Privatização da Eletrobras e a Desestruturação do Setor Elétrico Brasileiro


 

Christian Velloso Kuhn

Economista e professor do Instituto PROFECOM

 

Em meio a uma crise sanitária e econômica sem precedentes, a Câmara dos Deputados aprovou na semana passada a Medida Provisória (MP) 1.031, que autoriza a alienação da Centrais Elétricas Brasileiras S.A. (Eletrobras), uma das maiores holdings do Setor Elétrico Brasileiro (SEB). Caso seja aprovada na íntegra no Senado, será enviada para o presidente sancionar. Do contrário, a matéria retornará para a Câmara dos Deputados para nova avaliação.


A Eletrobras é uma estatal cuja criação foi proposta ainda pelo presidente Getúlio Vargas, em 1954. Todavia, em virtude da forte oposição que sofreu essa proposta, sua aprovação só se deu sete anos depois de tramitar pelo Congresso Nacional. Quem autorizou mediante lei a União a constituir a Eletrobras foi o presidente Jânio Quadros, em 1961. Mas só foi no ano seguinte, em 1962, que a Eletrobras foi inaugurada pelo presidente João Goulart.


Na sua concepção, a Eletrobras recebeu uma série de incumbências, como “promover estudos, projetos de construção e operação de usinas geradoras, linhas de transmissão e subestações destinadas ao suprimento de energia elétrica do país”[i]. A empresa operou dessa forma até a primeira metade dos anos 1990, quando o SEB e outros setores de infraestrutura, como as telecomunicações, passaram por um processo de reestruturação com a permissão da entrada da iniciativa privada, e no caso do SEB, primeiramente nos segmentos de geração e distribuição de energia elétrica.

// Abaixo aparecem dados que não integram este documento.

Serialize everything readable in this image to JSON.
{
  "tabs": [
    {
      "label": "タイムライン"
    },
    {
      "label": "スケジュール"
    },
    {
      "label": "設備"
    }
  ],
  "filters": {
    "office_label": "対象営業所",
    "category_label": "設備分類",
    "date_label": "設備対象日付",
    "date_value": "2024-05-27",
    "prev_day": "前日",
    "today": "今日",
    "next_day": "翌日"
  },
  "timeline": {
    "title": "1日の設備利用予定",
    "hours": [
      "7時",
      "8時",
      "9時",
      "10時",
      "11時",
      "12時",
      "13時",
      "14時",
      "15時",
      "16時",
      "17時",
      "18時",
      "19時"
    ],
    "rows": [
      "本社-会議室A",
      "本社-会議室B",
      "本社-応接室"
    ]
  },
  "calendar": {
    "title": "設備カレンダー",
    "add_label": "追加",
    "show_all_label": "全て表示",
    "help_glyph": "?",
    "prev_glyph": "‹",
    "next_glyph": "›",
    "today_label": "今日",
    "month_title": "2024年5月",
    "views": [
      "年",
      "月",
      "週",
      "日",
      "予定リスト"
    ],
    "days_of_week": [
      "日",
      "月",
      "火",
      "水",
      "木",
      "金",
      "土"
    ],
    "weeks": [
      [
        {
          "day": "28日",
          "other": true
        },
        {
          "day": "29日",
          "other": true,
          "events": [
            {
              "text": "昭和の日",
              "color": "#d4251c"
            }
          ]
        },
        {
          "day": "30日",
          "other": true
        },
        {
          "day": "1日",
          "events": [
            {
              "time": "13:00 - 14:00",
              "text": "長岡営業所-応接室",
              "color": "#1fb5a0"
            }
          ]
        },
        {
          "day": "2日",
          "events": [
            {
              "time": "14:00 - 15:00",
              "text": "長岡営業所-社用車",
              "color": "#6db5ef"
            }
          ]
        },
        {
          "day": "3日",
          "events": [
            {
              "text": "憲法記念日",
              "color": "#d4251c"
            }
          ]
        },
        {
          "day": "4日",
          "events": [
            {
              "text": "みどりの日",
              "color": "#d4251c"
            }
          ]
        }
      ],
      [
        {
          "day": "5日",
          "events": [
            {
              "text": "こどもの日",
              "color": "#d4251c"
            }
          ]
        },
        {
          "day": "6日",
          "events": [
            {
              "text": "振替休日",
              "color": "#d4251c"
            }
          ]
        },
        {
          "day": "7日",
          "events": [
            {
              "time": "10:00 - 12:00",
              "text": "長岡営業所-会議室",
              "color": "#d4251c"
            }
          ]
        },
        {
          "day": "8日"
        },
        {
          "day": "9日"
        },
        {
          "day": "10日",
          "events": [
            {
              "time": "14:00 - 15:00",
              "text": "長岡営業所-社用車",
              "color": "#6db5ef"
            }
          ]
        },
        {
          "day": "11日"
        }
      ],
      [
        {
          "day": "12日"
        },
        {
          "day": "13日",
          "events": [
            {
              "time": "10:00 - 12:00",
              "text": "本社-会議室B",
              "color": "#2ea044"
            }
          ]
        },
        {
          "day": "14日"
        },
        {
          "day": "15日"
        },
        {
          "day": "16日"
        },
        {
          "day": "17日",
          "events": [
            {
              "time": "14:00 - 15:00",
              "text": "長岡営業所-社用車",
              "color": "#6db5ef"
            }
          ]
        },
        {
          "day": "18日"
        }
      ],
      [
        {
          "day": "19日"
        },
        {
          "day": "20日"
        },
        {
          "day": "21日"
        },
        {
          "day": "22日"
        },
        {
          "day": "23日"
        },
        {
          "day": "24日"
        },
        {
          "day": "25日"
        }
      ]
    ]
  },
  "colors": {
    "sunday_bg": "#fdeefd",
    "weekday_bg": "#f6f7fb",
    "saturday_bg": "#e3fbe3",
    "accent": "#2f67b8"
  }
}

A Eletrobras perdeu algumas de suas atribuições, como a realização de estudos e planejamento do SEB, que foi repassada para a Empresa de Pesquisa Energética (EPE)[ii], criada em 2004. Por outro lado, com as privatizações ocorridas de 1995 a 2002, sobretudo de distribuidoras estaduais, a Eletrobras precisou assumir o controle de algumas das empresas desse segmento em estados do Centro-Oeste[iii], Norte e Nordeste, que foram posteriormente vendidas até 2018.


A intenção de vender a Eletrobras já tinha sido comentada nessa coluna, no artigo publicado em janeiro de 2020 no We Coletivo, “Privatizações e Precarização de Estatais: O Estado Corretor de Guedes”[iv], em que o ministro da Economia justificou em entrevista que a alienação da estatal serviria para “aumentar a capacidade de investimento da companhia e combater a corrupção”. Naquele artigo, já havia discernido a concepção de Estado liderado por Paulo Guedes, que ao invés de conduzi-lo voltado para o combate à desigualdade e ao atraso socioeconômico (Estado Desenvolvimentista), prefere se desfazer de seus ativos a cifras inferiores ao que efetivamente valem, com vistas a proporcionar lucros não operacionais e rentistas a determinados agentes do setor privado (Estado Corretor).


Essa justificativa de privatização para elevar os investimentos não é a primeira vez que é utilizada pelo Governo Federal. No meu Trabalho de Conclusão de Curso (TCC) em Ciências Econômicas em 2000, intitulado “Investimentos e Financiamento do Setor Elétrico Brasileiro dos anos 1970 a 1990[v], pude comprovar que essa premissa não se realizou logo após as privatizações, basicamente porque naquela oportunidade, devido a uma má condução da política do SEB pelo Governo FHC, a venda das estatais iniciou antes da nova regulação do setor elétrico (e da criação da Agência Reguladora, a Agência Nacional de Energia Elétrica – ANEEL, em 1997), o que inibiu os investimentos dos novos acionistas, sem saber como funcionariam as novas regras e, consequentemente, como se daria a remuneração desses investimentos.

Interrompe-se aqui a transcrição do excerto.